I have a ReadableStream of uncompressed text data that I need to store on a single zip-compressed file on S3.
What I don’t want to do:
- Load all the data into memory.
- Write the data on local disk.
What I would like to do:
- Incrementally read the data from the input stream, zip-compress it and upload to S3 directly (chunk by chunk).
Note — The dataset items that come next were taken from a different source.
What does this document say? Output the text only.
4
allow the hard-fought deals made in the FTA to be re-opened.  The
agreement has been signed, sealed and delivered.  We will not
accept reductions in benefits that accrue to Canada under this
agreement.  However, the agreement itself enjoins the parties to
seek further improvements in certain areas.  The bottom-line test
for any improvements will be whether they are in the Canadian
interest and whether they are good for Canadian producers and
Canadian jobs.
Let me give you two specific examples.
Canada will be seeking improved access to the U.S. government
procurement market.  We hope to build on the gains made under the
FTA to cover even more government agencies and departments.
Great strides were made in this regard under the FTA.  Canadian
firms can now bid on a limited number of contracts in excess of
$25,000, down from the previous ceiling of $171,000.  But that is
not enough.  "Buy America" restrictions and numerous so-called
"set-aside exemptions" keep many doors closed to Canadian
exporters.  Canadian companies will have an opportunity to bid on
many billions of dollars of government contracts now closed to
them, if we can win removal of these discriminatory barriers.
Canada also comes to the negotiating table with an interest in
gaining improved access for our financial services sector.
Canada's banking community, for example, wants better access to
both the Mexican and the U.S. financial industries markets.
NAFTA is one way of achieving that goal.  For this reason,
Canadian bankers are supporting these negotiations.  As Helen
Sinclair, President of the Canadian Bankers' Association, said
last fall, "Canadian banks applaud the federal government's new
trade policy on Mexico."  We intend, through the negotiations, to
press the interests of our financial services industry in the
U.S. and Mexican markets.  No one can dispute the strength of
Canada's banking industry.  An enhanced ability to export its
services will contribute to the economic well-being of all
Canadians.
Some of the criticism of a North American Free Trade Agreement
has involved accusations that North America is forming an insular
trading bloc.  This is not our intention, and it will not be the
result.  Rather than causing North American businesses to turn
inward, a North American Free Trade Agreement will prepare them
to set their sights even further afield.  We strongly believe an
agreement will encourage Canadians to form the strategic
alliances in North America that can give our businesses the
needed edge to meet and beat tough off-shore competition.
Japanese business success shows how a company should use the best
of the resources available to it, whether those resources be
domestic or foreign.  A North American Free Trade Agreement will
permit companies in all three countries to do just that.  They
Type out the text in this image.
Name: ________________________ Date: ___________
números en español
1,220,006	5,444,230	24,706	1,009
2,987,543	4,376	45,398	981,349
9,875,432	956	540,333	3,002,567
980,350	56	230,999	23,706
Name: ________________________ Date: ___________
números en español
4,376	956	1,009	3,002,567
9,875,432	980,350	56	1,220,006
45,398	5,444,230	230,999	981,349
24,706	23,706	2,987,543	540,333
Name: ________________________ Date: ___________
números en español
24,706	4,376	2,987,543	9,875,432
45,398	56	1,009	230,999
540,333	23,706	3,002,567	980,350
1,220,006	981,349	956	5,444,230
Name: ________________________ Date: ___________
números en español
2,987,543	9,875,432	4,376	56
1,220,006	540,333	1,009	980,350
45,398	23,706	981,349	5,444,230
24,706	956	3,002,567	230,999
The result should be a single zip file.
What I have tried so far:
import {S3} from 'aws-sdk';
import {PassThrough} from 'stream';
import archiver from 'archiver';
const s3 = new S3({region: 'us-east-1'});
(async () => {
const stream = new PassThrough();
const archive = archiver('zip', {
zlib: { level: 9 }
});
archive.pipe(stream);
const upload = s3.upload({
Bucket: 'my-bucket',
Key: 'stream.zip',
Body: stream,
}).promise();
// Assume this is the readable stream we are reading from
for (let i = 0; i < 100; i++) {
const textData = `text-data-${i}`;
archive.append(Buffer.from(`${textData}n`, 'utf8'), { name: `file-${i}.txt` });
}
await archive.finalize();
await upload;
})();
This is not correct because it is generating multiple files in the output archive stream.zip
on S3 (file-1.txt
, file-2.txt
, etc). On the other hand, if I use a single file name when appending data to archive
, I need to buffer all the data into memory before appending which nullifies the purpose of streaming data incrementally.
Does anyone know any solution to this?